Calcitonin gene-related peptide (CGRP), one of the most potent endogenous vasodilators known, has been implicated in vascular adaptations and placental functions during pregnancy. The present study was designed to examine the existence of CGRP-A receptor components, the calcitonin receptor-like receptor (CRLR) and receptor activity-modifying protein 1 (RAMP1), in the human placenta and the vasoactivity of CGRP in the fetoplacental circulation. Immunofluorescent staining of the human placenta in term labor using polyclonal anti-CRLR and RAMP1 antibodies revealed that labeling specifically concentrated in the vascular endothelium and the underlying smooth muscle cells in the umbilical artery/vein, chorionic artery/vein, and stem villous vessels as well as in the trophoblast layer of the placental villi. In vitro isometric force measurement showed that CGRP dose dependently relaxes the umbilical artery/vein, chorionic artery/vein, and stem villous vessels.

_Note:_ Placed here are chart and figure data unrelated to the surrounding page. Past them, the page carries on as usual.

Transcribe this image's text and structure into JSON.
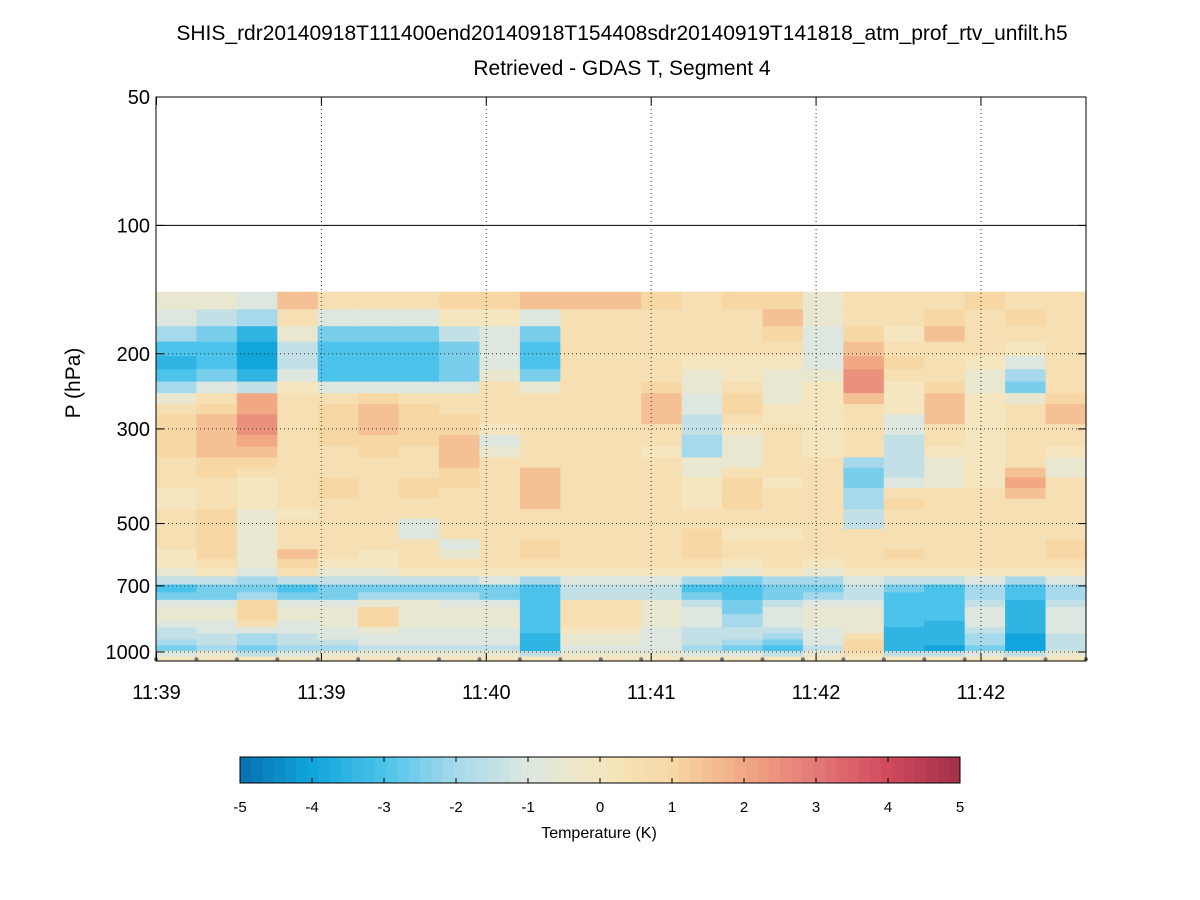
{
  "chart_data": {
    "type": "heatmap",
    "title": "SHIS_rdr20140918T111400end20140918T154408sdr20140919T141818_atm_prof_rtv_unfilt.h5",
    "subtitle": "Retrieved - GDAS T, Segment 4",
    "ylabel": "P (hPa)",
    "xlabel": "",
    "y_scale": "log",
    "y_reversed": true,
    "ylim": [
      50,
      1050
    ],
    "y_ticks": [
      50,
      100,
      200,
      300,
      500,
      700,
      1000
    ],
    "y_tick_labels": [
      "50",
      "100",
      "200",
      "300",
      "500",
      "700",
      "1000"
    ],
    "x_tick_labels": [
      "11:39",
      "11:39",
      "11:40",
      "11:41",
      "11:42",
      "11:42"
    ],
    "grid": true,
    "colorbar": {
      "label": "Temperature (K)",
      "range": [
        -5,
        5
      ],
      "ticks": [
        -5,
        -4,
        -3,
        -2,
        -1,
        0,
        1,
        2,
        3,
        4,
        5
      ],
      "tick_labels": [
        "-5",
        "-4",
        "-3",
        "-2",
        "-1",
        "0",
        "1",
        "2",
        "3",
        "4",
        "5"
      ],
      "colors": [
        "#0570b0",
        "#11a5dc",
        "#4cc3ea",
        "#a6d9ec",
        "#dde7e0",
        "#f5e6c0",
        "#f7d8a5",
        "#f1a883",
        "#e47877",
        "#d14a5c",
        "#a1304a"
      ]
    },
    "levels_hPa": [
      150,
      165,
      180,
      195,
      210,
      225,
      240,
      255,
      270,
      285,
      300,
      320,
      340,
      360,
      380,
      400,
      425,
      450,
      475,
      500,
      530,
      560,
      590,
      620,
      650,
      680,
      710,
      740,
      770,
      800,
      830,
      860,
      890,
      920,
      950,
      980,
      1010,
      1040
    ],
    "columns": [
      {
        "label": "1",
        "values": [
          -0.5,
          -1.0,
          -2.0,
          -3.0,
          -3.5,
          -3.0,
          -2.0,
          -0.5,
          0.5,
          1.0,
          1.0,
          1.0,
          1.0,
          0.5,
          0.5,
          0.5,
          0.0,
          0.0,
          0.5,
          0.5,
          0.5,
          0.5,
          0.0,
          0.0,
          -0.5,
          -1.5,
          -3.0,
          -2.5,
          -1.0,
          -0.5,
          -0.5,
          -1.0,
          -1.5,
          -1.5,
          -2.0,
          -2.5,
          -1.0,
          0.0
        ]
      },
      {
        "label": "2",
        "values": [
          -0.5,
          -1.5,
          -2.5,
          -3.0,
          -3.0,
          -2.5,
          -1.0,
          0.5,
          1.0,
          1.5,
          1.5,
          1.5,
          1.5,
          1.0,
          1.0,
          0.5,
          0.5,
          0.5,
          1.0,
          1.0,
          1.0,
          1.0,
          1.0,
          0.5,
          0.0,
          -1.5,
          -2.5,
          -2.5,
          -1.0,
          -0.5,
          -0.5,
          -1.0,
          -1.0,
          -1.5,
          -1.5,
          -2.0,
          -0.5,
          0.0
        ]
      },
      {
        "label": "3",
        "values": [
          -1.0,
          -2.0,
          -3.5,
          -4.0,
          -4.0,
          -3.5,
          -1.5,
          2.0,
          2.0,
          2.5,
          2.5,
          2.0,
          1.5,
          1.0,
          0.5,
          0.0,
          0.0,
          0.0,
          -0.5,
          -0.5,
          -0.5,
          -0.5,
          -0.5,
          -0.5,
          -1.0,
          -2.0,
          -2.5,
          -2.0,
          1.0,
          1.0,
          1.0,
          0.5,
          -1.0,
          -2.0,
          -2.0,
          -2.5,
          -1.5,
          0.0
        ]
      },
      {
        "label": "4",
        "values": [
          1.5,
          0.5,
          -0.5,
          -1.5,
          -1.5,
          -1.0,
          0.0,
          0.5,
          0.5,
          0.5,
          0.5,
          0.5,
          0.5,
          0.5,
          0.5,
          0.5,
          0.5,
          0.5,
          0.0,
          0.5,
          0.5,
          0.5,
          1.5,
          1.0,
          0.5,
          -1.5,
          -3.0,
          -2.5,
          -1.0,
          -0.5,
          -0.5,
          -1.0,
          -1.0,
          -1.5,
          -1.5,
          -2.0,
          -1.0,
          0.0
        ]
      },
      {
        "label": "5",
        "values": [
          0.5,
          -1.0,
          -2.5,
          -3.0,
          -3.0,
          -3.0,
          -1.0,
          0.5,
          1.0,
          1.0,
          1.0,
          1.0,
          0.5,
          0.5,
          0.5,
          1.0,
          1.0,
          0.5,
          0.5,
          0.5,
          0.5,
          0.5,
          0.5,
          0.0,
          -0.5,
          -1.5,
          -2.5,
          -2.5,
          -1.0,
          -0.5,
          -0.5,
          -0.5,
          -1.0,
          -1.0,
          -1.5,
          -2.0,
          -0.5,
          0.0
        ]
      },
      {
        "label": "6",
        "values": [
          0.5,
          -1.0,
          -2.5,
          -3.0,
          -3.0,
          -3.0,
          -1.0,
          1.0,
          1.5,
          1.5,
          1.5,
          1.0,
          1.0,
          0.5,
          0.5,
          0.5,
          0.5,
          0.5,
          0.5,
          0.5,
          0.5,
          0.5,
          0.0,
          0.0,
          -0.5,
          -1.5,
          -2.5,
          -2.0,
          -0.5,
          1.0,
          1.0,
          1.0,
          -0.5,
          -1.0,
          -1.0,
          -1.5,
          -0.5,
          0.0
        ]
      },
      {
        "label": "7",
        "values": [
          0.5,
          -1.0,
          -2.5,
          -3.0,
          -3.0,
          -3.0,
          -1.0,
          0.5,
          1.0,
          1.0,
          1.0,
          1.0,
          0.5,
          0.5,
          0.5,
          1.0,
          1.0,
          0.5,
          0.5,
          -1.0,
          -1.0,
          0.5,
          0.5,
          0.5,
          0.0,
          -1.5,
          -2.5,
          -2.0,
          -0.5,
          -0.5,
          -0.5,
          -0.5,
          -1.0,
          -1.0,
          -1.0,
          -1.5,
          -0.5,
          0.0
        ]
      },
      {
        "label": "8",
        "values": [
          1.0,
          0.0,
          -1.5,
          -2.5,
          -2.5,
          -2.5,
          -1.0,
          0.5,
          0.5,
          1.0,
          1.0,
          1.5,
          1.5,
          1.5,
          1.0,
          1.0,
          0.5,
          0.5,
          0.5,
          0.5,
          0.5,
          -1.0,
          -0.5,
          0.5,
          0.0,
          -1.5,
          -2.5,
          -2.0,
          -1.0,
          -0.5,
          -0.5,
          -0.5,
          -1.0,
          -1.0,
          -1.0,
          -1.5,
          -0.5,
          0.0
        ]
      },
      {
        "label": "9",
        "values": [
          1.0,
          0.0,
          -1.0,
          -1.0,
          -1.0,
          -0.5,
          0.5,
          0.5,
          0.5,
          0.5,
          0.0,
          -1.0,
          -0.5,
          0.5,
          0.5,
          0.5,
          0.5,
          0.5,
          0.5,
          0.5,
          0.5,
          0.5,
          0.5,
          0.5,
          0.0,
          -1.0,
          -2.5,
          -2.5,
          -1.0,
          -0.5,
          -0.5,
          -0.5,
          -1.0,
          -1.0,
          -1.0,
          -1.5,
          -0.5,
          0.0
        ]
      },
      {
        "label": "10",
        "values": [
          1.5,
          -1.0,
          -2.5,
          -3.0,
          -3.0,
          -2.5,
          -0.5,
          0.5,
          0.5,
          0.5,
          0.5,
          0.5,
          0.5,
          0.5,
          1.5,
          1.5,
          1.5,
          1.5,
          0.5,
          0.5,
          0.5,
          1.0,
          1.0,
          0.5,
          0.0,
          -2.0,
          -3.0,
          -3.0,
          -3.0,
          -3.0,
          -3.0,
          -3.0,
          -3.0,
          -3.5,
          -3.5,
          -3.5,
          -1.5,
          0.0
        ]
      },
      {
        "label": "11",
        "values": [
          1.5,
          0.5,
          0.5,
          0.5,
          0.5,
          0.5,
          0.5,
          0.5,
          0.5,
          0.5,
          0.5,
          0.5,
          0.5,
          0.5,
          0.5,
          0.5,
          0.5,
          0.5,
          0.5,
          0.5,
          0.5,
          0.5,
          0.5,
          0.5,
          0.0,
          -1.0,
          -1.5,
          -1.5,
          0.5,
          0.5,
          0.5,
          0.5,
          0.0,
          -0.5,
          -0.5,
          -1.0,
          -0.5,
          0.0
        ]
      },
      {
        "label": "12",
        "values": [
          1.5,
          0.5,
          0.5,
          0.5,
          0.5,
          0.5,
          0.5,
          0.5,
          0.5,
          0.5,
          0.5,
          0.5,
          0.5,
          0.5,
          0.5,
          0.5,
          0.5,
          0.5,
          0.5,
          0.5,
          0.5,
          0.5,
          0.5,
          0.5,
          0.0,
          -1.0,
          -1.5,
          -1.5,
          0.5,
          0.5,
          0.5,
          0.5,
          0.0,
          -0.5,
          -0.5,
          -1.0,
          -0.5,
          0.0
        ]
      },
      {
        "label": "13",
        "values": [
          1.0,
          0.5,
          0.5,
          0.5,
          0.5,
          0.5,
          1.0,
          1.5,
          1.5,
          1.5,
          0.5,
          0.5,
          0.0,
          0.5,
          0.5,
          0.5,
          0.5,
          0.5,
          0.5,
          0.5,
          0.5,
          0.5,
          0.5,
          0.5,
          0.0,
          -1.0,
          -1.5,
          -1.5,
          -0.5,
          -0.5,
          -0.5,
          -0.5,
          -1.0,
          -1.0,
          -1.0,
          -1.0,
          -0.5,
          0.0
        ]
      },
      {
        "label": "14",
        "values": [
          0.5,
          0.5,
          0.5,
          0.5,
          0.0,
          -0.5,
          -0.5,
          -1.0,
          -1.0,
          -1.5,
          -1.5,
          -2.0,
          -2.0,
          -0.5,
          -0.5,
          0.0,
          0.0,
          0.0,
          0.5,
          0.5,
          1.0,
          1.0,
          1.0,
          0.5,
          0.0,
          -2.0,
          -3.0,
          -2.5,
          -1.5,
          -1.0,
          -1.0,
          -1.0,
          -1.5,
          -1.5,
          -1.5,
          -2.0,
          -1.0,
          0.0
        ]
      },
      {
        "label": "15",
        "values": [
          1.0,
          0.5,
          0.5,
          0.5,
          0.0,
          0.0,
          0.5,
          1.0,
          1.0,
          0.5,
          0.0,
          -0.5,
          -0.5,
          -0.5,
          0.5,
          1.0,
          1.0,
          1.0,
          0.5,
          0.5,
          0.0,
          0.5,
          0.5,
          0.0,
          -0.5,
          -2.5,
          -3.0,
          -3.0,
          -2.5,
          -2.5,
          -2.0,
          -2.0,
          -1.5,
          -1.5,
          -2.0,
          -2.5,
          -1.0,
          0.0
        ]
      },
      {
        "label": "16",
        "values": [
          1.0,
          1.5,
          1.0,
          0.5,
          0.0,
          -0.5,
          -0.5,
          -0.5,
          0.0,
          0.0,
          0.5,
          0.5,
          0.5,
          0.5,
          0.5,
          0.0,
          0.5,
          0.5,
          0.5,
          0.5,
          0.0,
          0.5,
          0.5,
          0.5,
          0.0,
          -2.0,
          -2.5,
          -2.5,
          -1.5,
          -1.0,
          -1.0,
          -1.0,
          -1.5,
          -2.0,
          -2.5,
          -3.0,
          -1.5,
          0.0
        ]
      },
      {
        "label": "17",
        "values": [
          -0.5,
          -0.5,
          -1.0,
          -1.0,
          -1.0,
          -0.5,
          0.0,
          0.0,
          0.0,
          0.0,
          0.0,
          0.0,
          0.0,
          0.5,
          0.5,
          0.5,
          0.5,
          0.5,
          0.5,
          0.5,
          0.5,
          0.5,
          0.5,
          0.0,
          -0.5,
          -2.0,
          -2.5,
          -2.0,
          -1.0,
          -0.5,
          -0.5,
          -0.5,
          -1.0,
          -1.0,
          -1.0,
          -1.5,
          -0.5,
          0.0
        ]
      },
      {
        "label": "18",
        "values": [
          0.5,
          0.5,
          1.0,
          1.5,
          2.0,
          2.5,
          2.5,
          1.5,
          0.5,
          0.5,
          0.5,
          0.5,
          0.5,
          -2.0,
          -2.5,
          -2.5,
          -2.0,
          -2.0,
          -1.5,
          -1.5,
          0.5,
          0.5,
          0.5,
          0.5,
          0.0,
          -1.0,
          -1.5,
          -1.5,
          -1.0,
          -0.5,
          -0.5,
          -0.5,
          -0.5,
          0.5,
          1.0,
          1.0,
          0.5,
          0.0
        ]
      },
      {
        "label": "19",
        "values": [
          0.5,
          0.5,
          0.0,
          0.5,
          1.0,
          0.5,
          0.0,
          0.0,
          0.0,
          -1.0,
          -1.0,
          -1.5,
          -1.5,
          -1.5,
          -1.5,
          -1.0,
          0.5,
          1.0,
          0.5,
          0.5,
          0.5,
          0.5,
          1.0,
          0.5,
          0.0,
          -1.5,
          -2.5,
          -3.0,
          -3.0,
          -3.0,
          -3.0,
          -3.0,
          -3.5,
          -3.5,
          -3.5,
          -3.5,
          -1.5,
          0.0
        ]
      },
      {
        "label": "20",
        "values": [
          0.5,
          1.0,
          1.5,
          0.5,
          0.5,
          0.5,
          1.0,
          1.5,
          1.5,
          1.5,
          0.5,
          0.5,
          0.0,
          -0.5,
          -0.5,
          -0.5,
          0.5,
          0.5,
          0.5,
          0.5,
          0.5,
          0.5,
          0.5,
          0.5,
          0.0,
          -1.5,
          -3.0,
          -3.0,
          -3.0,
          -3.0,
          -3.0,
          -3.5,
          -3.5,
          -3.5,
          -3.5,
          -4.0,
          -1.5,
          0.0
        ]
      },
      {
        "label": "21",
        "values": [
          1.0,
          0.5,
          0.5,
          0.5,
          0.0,
          -0.5,
          -0.5,
          0.0,
          0.0,
          0.0,
          0.0,
          0.0,
          0.0,
          0.0,
          0.0,
          0.0,
          0.5,
          0.5,
          0.5,
          0.5,
          0.5,
          0.5,
          0.5,
          0.5,
          0.0,
          -1.0,
          -2.0,
          -2.0,
          -1.5,
          -1.0,
          -1.0,
          -1.0,
          -1.5,
          -2.0,
          -2.0,
          -2.5,
          -1.0,
          0.0
        ]
      },
      {
        "label": "22",
        "values": [
          0.5,
          1.0,
          0.5,
          0.0,
          -1.0,
          -2.0,
          -2.5,
          -0.5,
          0.5,
          0.5,
          0.5,
          0.5,
          0.5,
          0.5,
          1.5,
          2.0,
          1.5,
          0.5,
          0.5,
          0.5,
          0.5,
          0.5,
          0.5,
          0.5,
          0.0,
          -2.0,
          -3.0,
          -3.0,
          -3.5,
          -3.5,
          -3.5,
          -3.5,
          -3.5,
          -4.0,
          -4.0,
          -4.0,
          -1.5,
          0.0
        ]
      },
      {
        "label": "23",
        "values": [
          0.5,
          0.5,
          0.5,
          0.5,
          0.5,
          0.5,
          0.5,
          1.0,
          1.5,
          1.5,
          0.5,
          0.5,
          0.0,
          -0.5,
          -0.5,
          0.5,
          0.5,
          0.5,
          0.5,
          0.5,
          0.5,
          1.0,
          1.0,
          0.5,
          0.0,
          -1.0,
          -2.0,
          -2.0,
          -1.5,
          -1.0,
          -1.0,
          -1.0,
          -1.0,
          -1.5,
          -1.5,
          -1.5,
          -0.5,
          0.0
        ]
      }
    ],
    "sample_marker_levels_hPa": [
      1040
    ]
  }
}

Furthermore, CGRP-induced relaxation of placental vessels are inhibited by a CGRP receptor antagonist (CGRP8-37), ATP-sensitive potassium (KATP) channel blocker (glybenclamide), and cAMP-dependent protein kinase A inhibitor (Rp-cAMPS) and partially inhibited by a nitric oxide inhibitor (Nomega-nitro-l-arginine methyl ester). We propose that CGRP may play a role in the control of human fetoplacental vascular tone, and the vascular dilations in response to CGRP may involve activation of KATP channels, cAMP, and a nitric oxide pathway.